Oltre alle immagini, esiste una descrizione dettagliata sul sito.
Si tratta di un menu grafico, bello a vedersi che mostra tre o al massimo 4 icone, molto belle (se ne metti di più, oltre a non ricordarti cosa contengono, devi lavorare di mouse come un matto per raggiungere l'ultima e tornare indietro alla prima).
Queste sarebbero le categorie che individuano non tanto le caratteristiche dei programmi, ma la loro funzionalità. Ad esempio scrivere contiene l'editor di testo, il compositore e-mail, eccetera.
Dovrebbe però essere possibile utilizzare le icone anche come contenitori delle caratteristiche dei programmi (internet= e-mail, Browser, eccetera).

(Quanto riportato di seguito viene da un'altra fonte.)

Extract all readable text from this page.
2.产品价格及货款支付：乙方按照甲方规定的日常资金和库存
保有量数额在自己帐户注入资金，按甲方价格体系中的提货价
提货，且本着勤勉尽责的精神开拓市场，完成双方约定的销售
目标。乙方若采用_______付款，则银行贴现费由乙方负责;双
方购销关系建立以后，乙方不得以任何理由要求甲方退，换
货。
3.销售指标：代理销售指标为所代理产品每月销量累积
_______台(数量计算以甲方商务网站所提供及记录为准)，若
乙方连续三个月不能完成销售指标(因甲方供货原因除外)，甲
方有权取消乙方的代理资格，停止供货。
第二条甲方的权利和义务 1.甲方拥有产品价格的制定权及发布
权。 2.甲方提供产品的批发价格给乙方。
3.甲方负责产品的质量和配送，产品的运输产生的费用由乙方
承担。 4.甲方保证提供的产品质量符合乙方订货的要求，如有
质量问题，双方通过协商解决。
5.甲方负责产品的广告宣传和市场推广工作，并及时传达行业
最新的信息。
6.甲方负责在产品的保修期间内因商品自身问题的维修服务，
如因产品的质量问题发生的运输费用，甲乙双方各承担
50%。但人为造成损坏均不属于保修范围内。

Il problema è che avendo molti programmi, di cui difficilmente ci si può ricordare il nome, diventa pressochè impossibile trovarli se non lavorando per alcuni munuti di mouse (avanti e indietro e con la rotellina rovente). Il campo di ricerca, anche se comodo, funziona solo se hai un'idea del nome del programma che cerchi.
L'indicare le categorie con icone, inoltre, va bene solo se le stesse categorie sono di numero limitate. In caso contrario per sapere cosa c'è dentro una categoria la devi aprire (E ti ritrovi ancora con molte icone di cui non sempre ti ricordi l'associazione. Tieni inoltre presente che molti programmi in Linux bengono forniti senza alcuna icona).
Metti insieme tutte queste cose e il fatto che il sottoscritto ha diverse centinaia di programmi, attualmente suddivisi in cartelle, sotto-cartelle e sotto-sotto cartelle e ti rendi conto come un tale menu sia assolutamente inutilizzabile.
Il vecchio menu di KDE, invece, era brutto, ingombrante, e tutto quello che vuoi, ma permetteva di trovare qualsiasi applicazione nel giro di qualche secondo. Non solo, ma semplicemente muovendo lentamente il mouse sulle categorie principali vedevi cosa contenevano e potevi quindi trovarti quella giusta. Aggiungici che le categorie erano individuate tramite testo (molto più esplicito di qualsiasi icona) ed il discorso è completo.
Era possibile modificarlo in modo che le finestre avessero tutte la stessa dimensione e si aprissero una di fianco all'altra, magari anche limitandone il numero a quattro. Ma era una soluzione troppo semplice per la nuova meraviglia informatica.
Conclusione: tutti i loro studi matematici potevano riservarli a qualcosa di utile. Applicati a raptor, oltre a renderlo inservibile, lo rendono anche lento.